There are several islands in the province of Hormozgan and Qeshm, among which Hormuz Island with its beautiful and amazing beach has a worldwide reputation and welcomes thousands of tourists and travelers from all over the world annually. Hormuz Island is known to most people by its red soil, but red soil is not what you just see on this island. Sightseeing and strolling on the silver, golden, white and red sand of the island is a strange pleasure which you cannot experience anywhere in the world.
Due to the location of Hormuz Island on the entrance of Persian Gulf, it is also known as Strait of Hormuz. The depth of the sea on the Hormuz Island is enough for massive oil tankers to easily exit from the Persian Gulf. The Salty Island of Hormuz is like an oyster in the blue waters of the Persian Gulf. A beautiful coastal road surrounds the island so you will see many natural attractions such as colorful sandy road while you are walking or biking on this road.

Hormuz Island
In addition to the natural attractions in the old texture of the island, there are many historical monuments such as the Portuguese Castle, the Khezr-e Nabi, Bazaar and house of saffron, the school and remnants of Palace of Bibigol and Bibisurat. By walking and laying on the shores of the Hormuz Island you will see the crabs, sharks, native and migratory birds, and turtles that give you special excitement and pleasure.
You can spend the night at the beach and enjoy the Phytoplankton that illuminates the beach. The Hormuz Island is a good choice for those who are interested in recreational activities such as swimming and water sports.

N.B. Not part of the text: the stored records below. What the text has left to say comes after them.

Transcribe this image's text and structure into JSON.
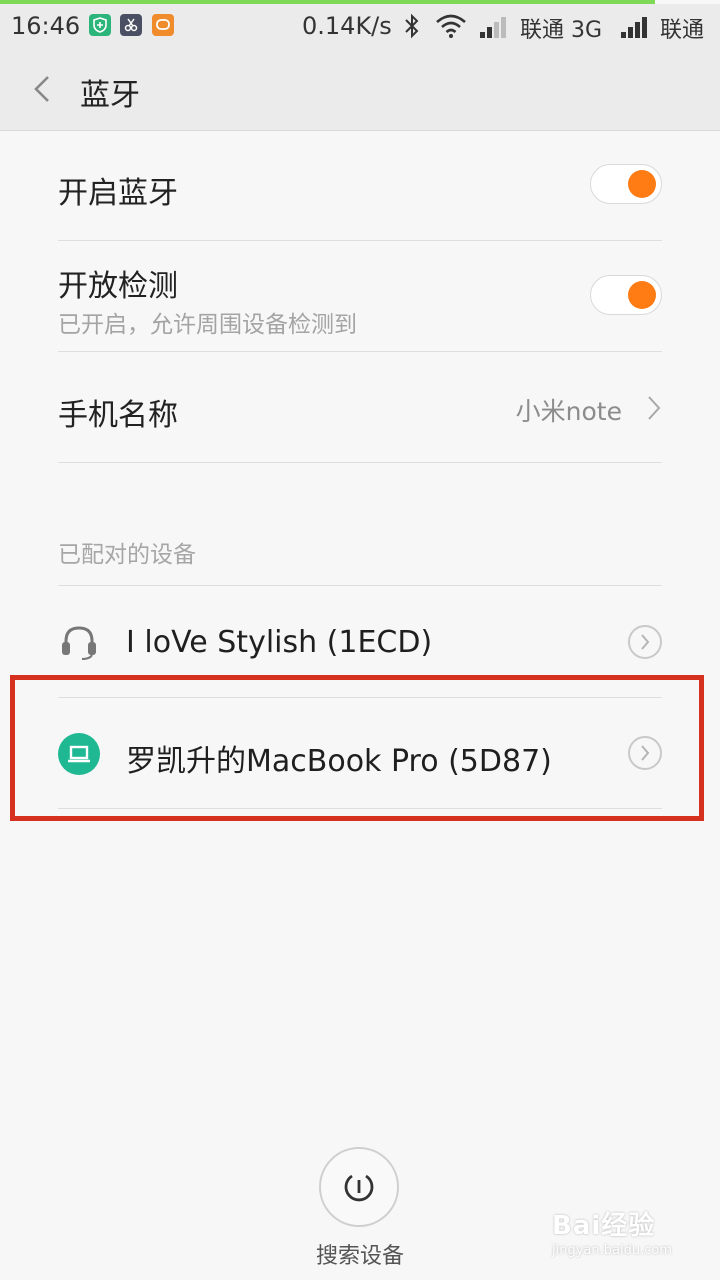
{
  "status_bar": {
    "time": "16:46",
    "speed": "0.14K/s",
    "carrier1": "联通 3G",
    "carrier2": "联通"
  },
  "header": {
    "title": "蓝牙"
  },
  "settings": {
    "bluetooth": {
      "label": "开启蓝牙",
      "enabled": true
    },
    "discoverable": {
      "label": "开放检测",
      "subtitle": "已开启，允许周围设备检测到",
      "enabled": true
    },
    "phone_name": {
      "label": "手机名称",
      "value": "小米note"
    }
  },
  "paired": {
    "header": "已配对的设备",
    "devices": [
      {
        "name": "I loVe Stylish (1ECD)",
        "icon": "headset-icon"
      },
      {
        "name": "罗凯升的MacBook Pro (5D87)",
        "icon": "laptop-icon"
      }
    ]
  },
  "search": {
    "label": "搜索设备"
  },
  "watermark": {
    "logo": "Bai经验",
    "url": "jingyan.baidu.com"
  },
  "colors": {
    "accent": "#ff7b14",
    "teal": "#1fb893",
    "highlight": "#d6311e"
  }
}
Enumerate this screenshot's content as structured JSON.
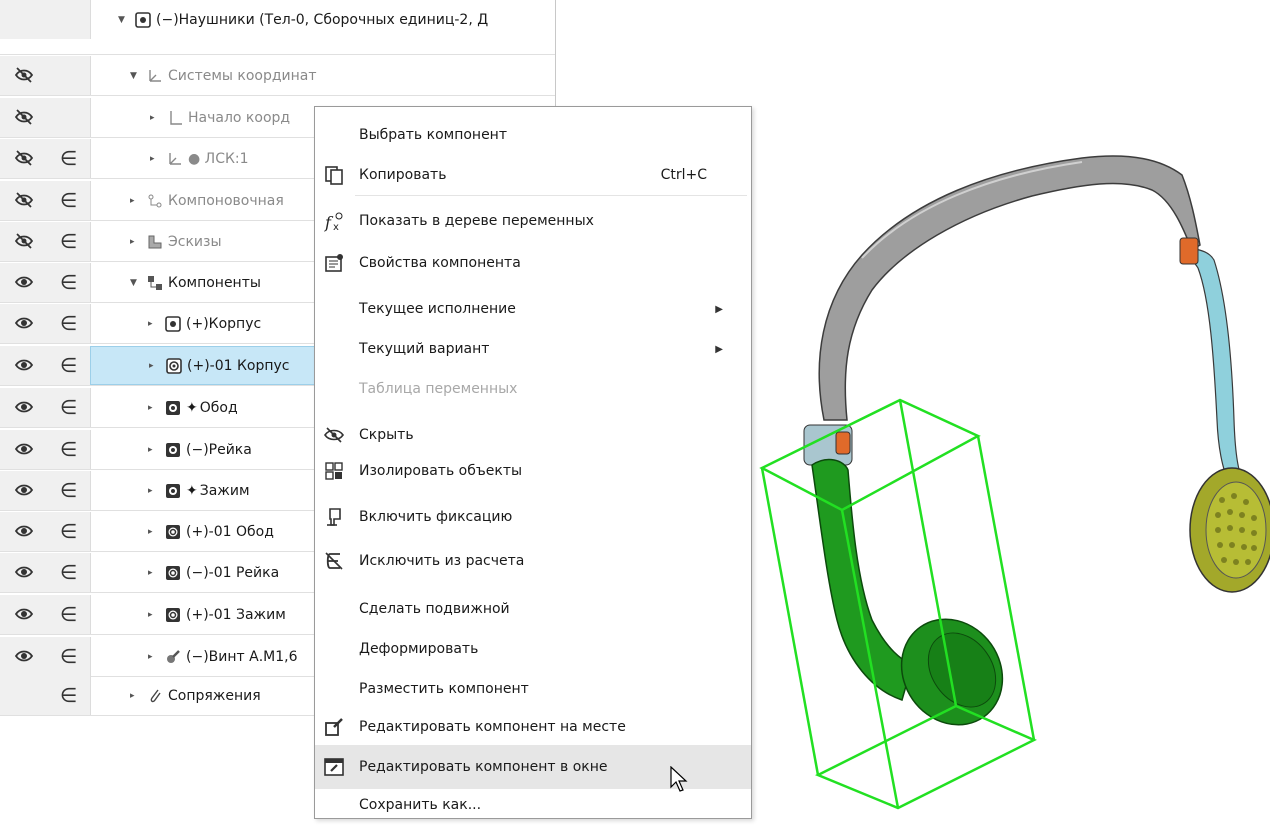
{
  "tree": {
    "rows": [
      {
        "label": "(−)Наушники (Тел-0, Сборочных единиц-2, Д",
        "vis": "",
        "calc": "",
        "arrow": "▼",
        "icon": "assembly-icon"
      },
      {
        "label": "Системы координат",
        "vis": "hidden",
        "calc": "",
        "arrow": "▼",
        "icon": "coordinate-systems-icon"
      },
      {
        "label": "Начало коорд",
        "vis": "hidden",
        "calc": "",
        "arrow": "▸",
        "icon": "origin-icon"
      },
      {
        "label": "● ЛСК:1",
        "vis": "hidden",
        "calc": "∈",
        "arrow": "▸",
        "icon": "lcs-icon"
      },
      {
        "label": "Компоновочная",
        "vis": "hidden",
        "calc": "∈",
        "arrow": "▸",
        "icon": "layout-geometry-icon"
      },
      {
        "label": "Эскизы",
        "vis": "hidden",
        "calc": "∈",
        "arrow": "▸",
        "icon": "sketches-icon"
      },
      {
        "label": "Компоненты",
        "vis": "visible",
        "calc": "∈",
        "arrow": "▼",
        "icon": "components-icon"
      },
      {
        "label": "(+)Корпус",
        "vis": "visible",
        "calc": "∈",
        "arrow": "▸",
        "icon": "subassembly-icon"
      },
      {
        "label": "(+)-01 Корпус",
        "vis": "visible",
        "calc": "∈",
        "arrow": "▸",
        "icon": "subassembly-variant-icon"
      },
      {
        "label": "Обод",
        "vis": "visible",
        "calc": "∈",
        "arrow": "▸",
        "icon": "part-icon",
        "pin": "✦"
      },
      {
        "label": "(−)Рейка",
        "vis": "visible",
        "calc": "∈",
        "arrow": "▸",
        "icon": "part-icon"
      },
      {
        "label": "Зажим",
        "vis": "visible",
        "calc": "∈",
        "arrow": "▸",
        "icon": "part-icon",
        "pin": "✦"
      },
      {
        "label": "(+)-01 Обод",
        "vis": "visible",
        "calc": "∈",
        "arrow": "▸",
        "icon": "part-variant-icon"
      },
      {
        "label": "(−)-01 Рейка",
        "vis": "visible",
        "calc": "∈",
        "arrow": "▸",
        "icon": "part-variant-icon"
      },
      {
        "label": "(+)-01 Зажим",
        "vis": "visible",
        "calc": "∈",
        "arrow": "▸",
        "icon": "part-variant-icon"
      },
      {
        "label": "(−)Винт А.М1,6",
        "vis": "visible",
        "calc": "∈",
        "arrow": "▸",
        "icon": "standard-part-icon"
      },
      {
        "label": "Сопряжения",
        "vis": "",
        "calc": "∈",
        "arrow": "▸",
        "icon": "mates-icon"
      }
    ],
    "selected_index": 8,
    "vis_glyph_visible": "👁",
    "vis_glyph_hidden": "⊘"
  },
  "context_menu": {
    "items": [
      {
        "label": "Выбрать компонент",
        "icon": ""
      },
      {
        "label": "Копировать",
        "shortcut": "Ctrl+C",
        "icon": "copy-icon"
      },
      {
        "label": "Показать в дереве переменных",
        "icon": "fx-icon",
        "sep_before": true
      },
      {
        "label": "Свойства компонента",
        "icon": "properties-icon"
      },
      {
        "label": "Текущее исполнение",
        "submenu": "▶",
        "icon": ""
      },
      {
        "label": "Текущий вариант",
        "submenu": "▶",
        "icon": ""
      },
      {
        "label": "Таблица переменных",
        "disabled": true,
        "icon": ""
      },
      {
        "label": "Скрыть",
        "icon": "hide-icon"
      },
      {
        "label": "Изолировать объекты",
        "icon": "isolate-icon"
      },
      {
        "label": "Включить фиксацию",
        "icon": "fix-icon"
      },
      {
        "label": "Исключить из расчета",
        "icon": "exclude-icon"
      },
      {
        "label": "Сделать подвижной",
        "icon": ""
      },
      {
        "label": "Деформировать",
        "icon": ""
      },
      {
        "label": "Разместить компонент",
        "icon": ""
      },
      {
        "label": "Редактировать компонент на месте",
        "icon": "edit-in-place-icon"
      },
      {
        "label": "Редактировать компонент в окне",
        "icon": "edit-in-window-icon",
        "hover": true
      },
      {
        "label": "Сохранить как...",
        "icon": ""
      }
    ]
  },
  "viewport": {
    "model": "headphones-3d-model",
    "colors": {
      "headband": "#9a9a9a",
      "selected": "#1f9a1f",
      "bbox": "#22e022",
      "arm_right": "#8fd0dc",
      "cup_right": "#a3a82a",
      "joint": "#e06a2a"
    }
  }
}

Locals have stories for the rocks and cliffs that resemble birds, animals or mythical creatures. “We grew up with our grandparents taking us on long walks and telling us about the rocks,” says Ali Hormuzi, a 44-year-old resident.

Colourful mountains in shades of pink, red, purple and yellow overlook shorelines where turtles and flamingos roam or sunbathe.

Hormuz Island

The people of Hormuz have their own special way of cooking. They take the fresh fish of their waters, such as sardines, kilka and another kind called ‘momagh’, clean them and marinate them in the peel of sour oranges and this particular sauce in a large container and leave it in the sun for two days. Then its cooked to become a delicious meal called ‘suragh’. Its appetizing taste and color is very popular among tourists from both Iran and abroad. Very few visitors to this island leave without having tasted the dish.

The same red soil is also used in baking the local bread called ‘tomshi’. The same bread is cooked in neighboring islands with cheese or dabbled with eggs; but Hormuz has its own special recipe made with ‘suragh’ which is rather popular. Guelak and suragh are also known in other parts of Hormuzgan Province and are used in foods such as ‘kalleh jush’ made with walnuts and whey, lentil rice, and small shrimps and other seafood.

The wide ranging colors of the soil include white, yellow, red, green, orange, beige, brown, light turquoise, and even gold. From a geology perspective, the island is one of the most important salt domes of the world; due to these features, it is given the name lithology lab. The agile artists of the island also produce hand arts such as colorful paintings made with their valuable soil, also very popular among tourists. Nevertheless, the exploitation of the island’s soil has created environmental concerns for some years now, which is why the Environmental Protection Agency is seeking to protect and stop its use.